しかし今日は、何かが違った。街を歩いていると、偶然目にした中華料理店に引き寄せられるように入ってみた。
店内に足を踏み入れると、元気なおばちゃんが迎えてくれ、特別なサービスがあることを教えてくれた。
「地域応援の限定サービスがあるのよ」とおばちゃん。
この店から徒歩20分以内に住んでいる一人暮らしのお客さんには、普段の半額以下で食事ができるという。こんな素敵なチャンスを逃す手はない。
私は全て正直におばちゃんに伝え、身分証明書で住所を確認してもらった。そして、中華丼と餃子を注文した。
しばらくして、私の注文した料理が運ばれてきた。
それだけでなく、春巻きと鳥の唐揚げまでついてきた。
驚く私に、おばちゃんは優しく微笑みながら
「サービスよ、他に客もいないし、ゆっくり食べていってね」と言ってくれた。
料理はどれも絶品で、私はあっという間に食べ終えてしまった。
食後、長居は無用だと思い、席を立とうとしたその時、おばちゃんが慌てた様子で
「あら、もう食べちゃったの?ちょっと待っててね、お土産を作るから」と言い、私にお酒を勧めてくれた。
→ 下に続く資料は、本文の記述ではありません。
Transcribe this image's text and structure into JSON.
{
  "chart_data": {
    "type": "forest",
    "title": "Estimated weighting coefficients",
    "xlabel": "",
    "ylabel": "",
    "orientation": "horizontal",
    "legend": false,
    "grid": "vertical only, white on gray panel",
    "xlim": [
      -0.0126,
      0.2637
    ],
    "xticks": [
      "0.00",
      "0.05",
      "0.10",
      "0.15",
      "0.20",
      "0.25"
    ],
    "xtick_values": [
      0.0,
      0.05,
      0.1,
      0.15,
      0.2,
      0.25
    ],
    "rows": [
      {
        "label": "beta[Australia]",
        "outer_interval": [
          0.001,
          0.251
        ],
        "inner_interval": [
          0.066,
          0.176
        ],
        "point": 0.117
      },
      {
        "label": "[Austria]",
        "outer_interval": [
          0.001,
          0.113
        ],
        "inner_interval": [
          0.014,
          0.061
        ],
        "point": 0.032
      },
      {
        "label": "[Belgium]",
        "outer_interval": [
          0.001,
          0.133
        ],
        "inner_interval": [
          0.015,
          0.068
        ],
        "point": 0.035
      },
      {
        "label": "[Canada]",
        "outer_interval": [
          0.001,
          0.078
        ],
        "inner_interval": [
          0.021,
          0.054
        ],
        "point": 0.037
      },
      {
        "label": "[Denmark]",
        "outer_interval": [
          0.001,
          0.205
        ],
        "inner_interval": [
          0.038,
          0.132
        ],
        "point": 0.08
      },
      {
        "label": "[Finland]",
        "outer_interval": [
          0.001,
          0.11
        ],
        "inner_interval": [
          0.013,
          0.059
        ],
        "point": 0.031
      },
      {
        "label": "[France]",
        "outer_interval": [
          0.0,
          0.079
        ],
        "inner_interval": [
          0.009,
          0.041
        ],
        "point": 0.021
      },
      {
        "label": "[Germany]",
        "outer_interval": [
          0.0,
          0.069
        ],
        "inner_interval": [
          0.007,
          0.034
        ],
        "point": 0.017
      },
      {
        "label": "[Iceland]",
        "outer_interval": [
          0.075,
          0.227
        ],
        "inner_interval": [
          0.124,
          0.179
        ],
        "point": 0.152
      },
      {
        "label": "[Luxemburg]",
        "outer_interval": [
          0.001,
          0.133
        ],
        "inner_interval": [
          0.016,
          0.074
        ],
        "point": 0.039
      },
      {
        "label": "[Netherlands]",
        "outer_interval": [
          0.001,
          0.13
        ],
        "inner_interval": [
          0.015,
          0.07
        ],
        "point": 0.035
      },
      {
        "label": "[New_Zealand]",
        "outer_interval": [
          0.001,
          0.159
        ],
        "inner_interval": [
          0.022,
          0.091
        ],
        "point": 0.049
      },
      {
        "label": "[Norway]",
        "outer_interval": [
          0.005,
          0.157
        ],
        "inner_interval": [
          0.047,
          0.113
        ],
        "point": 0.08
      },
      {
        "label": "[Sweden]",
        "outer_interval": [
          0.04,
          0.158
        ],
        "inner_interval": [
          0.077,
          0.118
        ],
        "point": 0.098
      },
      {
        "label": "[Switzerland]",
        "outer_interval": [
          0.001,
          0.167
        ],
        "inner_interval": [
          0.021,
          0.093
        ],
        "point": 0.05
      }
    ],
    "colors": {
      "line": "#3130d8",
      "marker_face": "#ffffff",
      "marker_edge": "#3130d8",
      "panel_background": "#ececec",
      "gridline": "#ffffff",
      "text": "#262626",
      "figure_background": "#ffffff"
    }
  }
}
私はおばちゃんと一緒にお酒を飲みながら、自分の愚痴や悩みを打ち明けた。
涙を流しながら、私は時を忘れて話し込んだ。
気が付けば、店の閉店時間はとうに過ぎていた。
厨房には誰もおらず、お土産はすでに用意されていたようだった。
申し訳なさを感じながら、私は破格の会計を済ませ、おばちゃんに感謝の言葉を述べた。
その時、おばちゃんは「実は今日で店仕舞いなの。最後にこんな嬉しいことがあってありがとう」と言ってくれた。
今日は本当に楽しい一日だった。
そう感じていた私だった。
家に帰り、鍵のかかっていない玄関のドアを開けるまでは……
解説
この物語の恐ろしさは、表面上の温かい接客と裏で行われる犯罪の計画にあります。
おばちゃんは身分証明書を確認し、住所を把握することで、客が家を空けている間に空き巣に入る計画を立てたのです。
店内での長居は、単なる時間稼ぎであり、厨房に誰もいないのは、店員が空き巣に入っているためです。
「店仕舞い」という言葉は、店が閉店することを意味すると同時に、犯罪計画の完結を暗示しています。
客が翌日店に怒鳴り込みに行っても、すでに店は閉店しており、証拠を残さない完璧な犯罪を遂行したのです。